Rangers GM Jon Daniels knew how much work Volquez had done - after being sent all the way down to Single-A to rebuild his delivery last spring (similar to what the Blue Jays did with Roy Halladay in 2001), Volquez made it back to the majors in September - but couldn't resist the chance to add a potential 40-home run hitter in the 26-year-old Hamilton.

"We knew we were giving up a pitcher with some upside and ability and in return we were going to get a premium position (player), premium bat that we could build around," Daniels says. "Right now ... both teams have to be happy with the players we received. Josh has made an immediate impact and been one of the most consistent players we have, and Volky's doing a hell of a job over there.
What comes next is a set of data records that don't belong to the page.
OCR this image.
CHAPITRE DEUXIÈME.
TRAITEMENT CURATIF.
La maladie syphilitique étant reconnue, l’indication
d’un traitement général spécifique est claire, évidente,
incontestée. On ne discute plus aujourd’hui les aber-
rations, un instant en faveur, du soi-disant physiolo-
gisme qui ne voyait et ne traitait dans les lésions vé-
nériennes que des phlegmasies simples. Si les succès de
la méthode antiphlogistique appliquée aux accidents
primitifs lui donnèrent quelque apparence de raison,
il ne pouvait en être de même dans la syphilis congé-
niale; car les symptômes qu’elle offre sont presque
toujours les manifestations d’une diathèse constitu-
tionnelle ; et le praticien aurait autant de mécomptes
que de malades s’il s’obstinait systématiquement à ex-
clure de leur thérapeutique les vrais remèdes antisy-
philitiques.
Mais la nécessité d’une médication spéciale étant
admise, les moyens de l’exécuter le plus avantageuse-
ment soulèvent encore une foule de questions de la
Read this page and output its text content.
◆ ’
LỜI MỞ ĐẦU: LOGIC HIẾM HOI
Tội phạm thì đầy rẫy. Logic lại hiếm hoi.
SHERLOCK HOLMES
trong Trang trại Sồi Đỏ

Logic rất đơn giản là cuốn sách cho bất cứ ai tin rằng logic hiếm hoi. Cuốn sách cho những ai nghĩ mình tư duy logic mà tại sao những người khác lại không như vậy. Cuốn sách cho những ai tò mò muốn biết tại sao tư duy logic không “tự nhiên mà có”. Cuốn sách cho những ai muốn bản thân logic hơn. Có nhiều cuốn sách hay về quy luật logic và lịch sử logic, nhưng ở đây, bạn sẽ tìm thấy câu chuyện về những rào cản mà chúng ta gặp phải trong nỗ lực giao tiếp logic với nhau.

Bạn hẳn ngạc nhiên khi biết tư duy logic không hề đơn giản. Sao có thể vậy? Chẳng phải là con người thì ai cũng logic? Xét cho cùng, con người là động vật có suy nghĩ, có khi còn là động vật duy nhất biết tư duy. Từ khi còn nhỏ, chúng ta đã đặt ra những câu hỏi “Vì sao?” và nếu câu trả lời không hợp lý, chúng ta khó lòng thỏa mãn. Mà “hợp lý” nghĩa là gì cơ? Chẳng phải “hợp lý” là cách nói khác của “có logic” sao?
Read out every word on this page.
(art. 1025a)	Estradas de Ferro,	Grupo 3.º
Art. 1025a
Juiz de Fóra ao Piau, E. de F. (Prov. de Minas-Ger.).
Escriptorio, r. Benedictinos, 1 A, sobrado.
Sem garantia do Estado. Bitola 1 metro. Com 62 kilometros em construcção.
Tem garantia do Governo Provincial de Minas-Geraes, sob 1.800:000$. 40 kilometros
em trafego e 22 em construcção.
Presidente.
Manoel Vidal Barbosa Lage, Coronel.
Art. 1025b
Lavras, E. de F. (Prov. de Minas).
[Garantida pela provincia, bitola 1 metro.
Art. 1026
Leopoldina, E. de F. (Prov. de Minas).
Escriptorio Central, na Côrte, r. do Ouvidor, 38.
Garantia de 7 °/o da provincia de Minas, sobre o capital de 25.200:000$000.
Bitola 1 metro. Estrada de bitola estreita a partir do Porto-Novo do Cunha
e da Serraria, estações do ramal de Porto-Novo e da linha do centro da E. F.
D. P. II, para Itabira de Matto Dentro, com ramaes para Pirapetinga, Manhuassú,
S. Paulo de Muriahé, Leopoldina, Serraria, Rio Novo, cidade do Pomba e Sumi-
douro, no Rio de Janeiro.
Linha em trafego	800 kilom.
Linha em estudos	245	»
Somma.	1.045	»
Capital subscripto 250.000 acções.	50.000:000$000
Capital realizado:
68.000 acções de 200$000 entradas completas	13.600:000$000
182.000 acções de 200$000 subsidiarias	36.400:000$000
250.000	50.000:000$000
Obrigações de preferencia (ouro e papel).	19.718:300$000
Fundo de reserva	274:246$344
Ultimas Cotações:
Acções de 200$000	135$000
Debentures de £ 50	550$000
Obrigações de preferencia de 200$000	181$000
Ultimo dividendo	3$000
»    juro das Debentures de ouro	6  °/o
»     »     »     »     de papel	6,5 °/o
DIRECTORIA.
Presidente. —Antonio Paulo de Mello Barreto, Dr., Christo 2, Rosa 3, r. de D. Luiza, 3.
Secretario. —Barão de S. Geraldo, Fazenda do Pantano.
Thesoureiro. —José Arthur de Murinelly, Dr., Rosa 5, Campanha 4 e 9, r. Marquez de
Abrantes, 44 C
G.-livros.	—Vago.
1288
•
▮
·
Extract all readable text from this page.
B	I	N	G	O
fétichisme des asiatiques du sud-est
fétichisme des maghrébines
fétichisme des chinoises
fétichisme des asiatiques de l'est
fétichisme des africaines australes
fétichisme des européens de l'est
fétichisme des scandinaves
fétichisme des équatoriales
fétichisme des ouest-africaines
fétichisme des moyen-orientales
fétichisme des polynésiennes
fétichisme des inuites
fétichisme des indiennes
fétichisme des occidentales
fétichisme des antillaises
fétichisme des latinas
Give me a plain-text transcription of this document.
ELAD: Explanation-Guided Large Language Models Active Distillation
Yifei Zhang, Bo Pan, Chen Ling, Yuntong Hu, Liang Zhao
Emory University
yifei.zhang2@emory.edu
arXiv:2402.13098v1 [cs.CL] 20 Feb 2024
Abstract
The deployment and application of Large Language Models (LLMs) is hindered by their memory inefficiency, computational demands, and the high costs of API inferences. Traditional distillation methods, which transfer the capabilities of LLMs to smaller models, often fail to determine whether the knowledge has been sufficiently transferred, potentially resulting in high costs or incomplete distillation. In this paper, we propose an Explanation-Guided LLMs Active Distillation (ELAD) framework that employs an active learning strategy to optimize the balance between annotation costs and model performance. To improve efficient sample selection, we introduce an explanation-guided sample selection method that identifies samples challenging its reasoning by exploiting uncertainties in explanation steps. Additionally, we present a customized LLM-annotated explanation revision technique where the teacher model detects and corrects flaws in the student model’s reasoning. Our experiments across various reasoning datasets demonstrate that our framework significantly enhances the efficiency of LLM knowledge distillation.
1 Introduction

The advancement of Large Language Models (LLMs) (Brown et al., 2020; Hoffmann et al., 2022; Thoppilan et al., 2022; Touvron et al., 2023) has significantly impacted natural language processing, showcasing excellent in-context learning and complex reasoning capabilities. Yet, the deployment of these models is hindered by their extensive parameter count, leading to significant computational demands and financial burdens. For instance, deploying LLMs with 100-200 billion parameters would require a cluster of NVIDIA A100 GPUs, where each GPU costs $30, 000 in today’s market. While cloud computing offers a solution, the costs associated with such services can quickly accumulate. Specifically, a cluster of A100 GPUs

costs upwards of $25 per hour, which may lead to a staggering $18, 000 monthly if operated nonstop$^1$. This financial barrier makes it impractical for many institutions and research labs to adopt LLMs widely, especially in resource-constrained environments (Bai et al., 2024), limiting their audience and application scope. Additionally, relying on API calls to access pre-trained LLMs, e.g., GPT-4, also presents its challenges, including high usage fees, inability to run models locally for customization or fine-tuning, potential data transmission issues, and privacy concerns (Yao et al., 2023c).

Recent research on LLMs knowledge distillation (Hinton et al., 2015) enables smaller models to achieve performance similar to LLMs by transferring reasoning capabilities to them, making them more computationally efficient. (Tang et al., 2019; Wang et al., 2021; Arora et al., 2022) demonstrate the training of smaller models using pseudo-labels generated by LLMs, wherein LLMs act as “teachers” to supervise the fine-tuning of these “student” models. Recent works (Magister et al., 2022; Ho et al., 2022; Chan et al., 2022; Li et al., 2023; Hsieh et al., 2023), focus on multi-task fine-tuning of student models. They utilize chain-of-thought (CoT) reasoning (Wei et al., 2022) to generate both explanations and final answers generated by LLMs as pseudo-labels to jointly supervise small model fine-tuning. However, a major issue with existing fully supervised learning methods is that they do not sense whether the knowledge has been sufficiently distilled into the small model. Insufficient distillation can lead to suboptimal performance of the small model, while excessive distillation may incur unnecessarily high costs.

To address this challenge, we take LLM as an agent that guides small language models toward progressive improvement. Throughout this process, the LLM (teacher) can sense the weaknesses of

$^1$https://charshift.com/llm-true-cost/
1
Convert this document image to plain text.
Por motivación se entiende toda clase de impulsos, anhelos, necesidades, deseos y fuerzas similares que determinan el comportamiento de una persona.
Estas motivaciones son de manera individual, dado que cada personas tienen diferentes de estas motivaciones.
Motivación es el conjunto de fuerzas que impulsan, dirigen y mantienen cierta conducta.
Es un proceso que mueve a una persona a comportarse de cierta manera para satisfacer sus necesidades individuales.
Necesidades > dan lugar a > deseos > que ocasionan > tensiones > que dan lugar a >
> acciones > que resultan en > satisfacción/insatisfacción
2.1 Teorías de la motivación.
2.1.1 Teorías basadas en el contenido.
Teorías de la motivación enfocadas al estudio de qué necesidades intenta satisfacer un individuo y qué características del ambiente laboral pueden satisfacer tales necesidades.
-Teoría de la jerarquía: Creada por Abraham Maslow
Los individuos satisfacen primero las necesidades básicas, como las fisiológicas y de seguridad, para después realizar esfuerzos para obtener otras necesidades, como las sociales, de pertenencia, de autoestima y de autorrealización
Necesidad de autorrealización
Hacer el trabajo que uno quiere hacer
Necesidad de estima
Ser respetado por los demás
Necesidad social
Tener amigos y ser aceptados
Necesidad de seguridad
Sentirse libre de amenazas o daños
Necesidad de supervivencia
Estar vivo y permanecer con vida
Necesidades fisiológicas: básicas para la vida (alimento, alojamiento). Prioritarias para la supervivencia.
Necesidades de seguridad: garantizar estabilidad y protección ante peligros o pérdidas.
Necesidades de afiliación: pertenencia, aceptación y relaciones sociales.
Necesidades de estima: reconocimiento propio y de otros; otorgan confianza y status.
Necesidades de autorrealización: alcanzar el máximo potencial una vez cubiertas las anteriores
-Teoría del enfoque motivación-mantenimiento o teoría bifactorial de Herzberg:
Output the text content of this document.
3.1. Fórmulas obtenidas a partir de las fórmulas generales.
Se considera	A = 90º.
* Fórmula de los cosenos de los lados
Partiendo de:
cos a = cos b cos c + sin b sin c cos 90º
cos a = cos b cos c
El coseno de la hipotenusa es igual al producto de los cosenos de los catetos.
I'm happy for him."

While Volquez's talent was known, if unproven, before this season, Cueto had made just four starts above Double-A before dazzling the Reds with 19 strikeouts in 172/3 innings in this year's spring training to earn his spot on the roster.

"Everybody knew he was going to be good," says Mario Soto, a three-time All-Star who pitched for the Reds from 1977-88 and is now the team's director of Dominican operations. "A lot of people are surprised it was that quick, but he loves to pitch, and that's why he's here."

And now that he's here, Cueto has become just the 13th pitcher in the last 50 years to have at least three games with eight or more strikeouts in his first seven career starts - adding his name to a list that includes Hudson, Nolan Ryan and Dwight Gooden.

"It's a good feeling," says Cueto who doesn't seem to know how to respond to such a place in history.

"He's really not paying attention to that because he's still too young to know what's going on," says Reds closer Francisco Cordero, taking a break from translating for the rookie. "He just comes out, tries to pitch well and do his job. I'm sure later on he'll realize that what he's doing is something that nobody just comes out and does - you've got to be special to do it."

That's something the rest of the league knows, even after only seven starts, and something the Mets will find out today at Shea.

"He's good. He's very good. He's got good stuff," says Brewers first baseman Prince Fielder. "He's going to be around for a long time, and it's going to be fun facing him, because he's going to be one of the elite pitchers of the league - he's that good."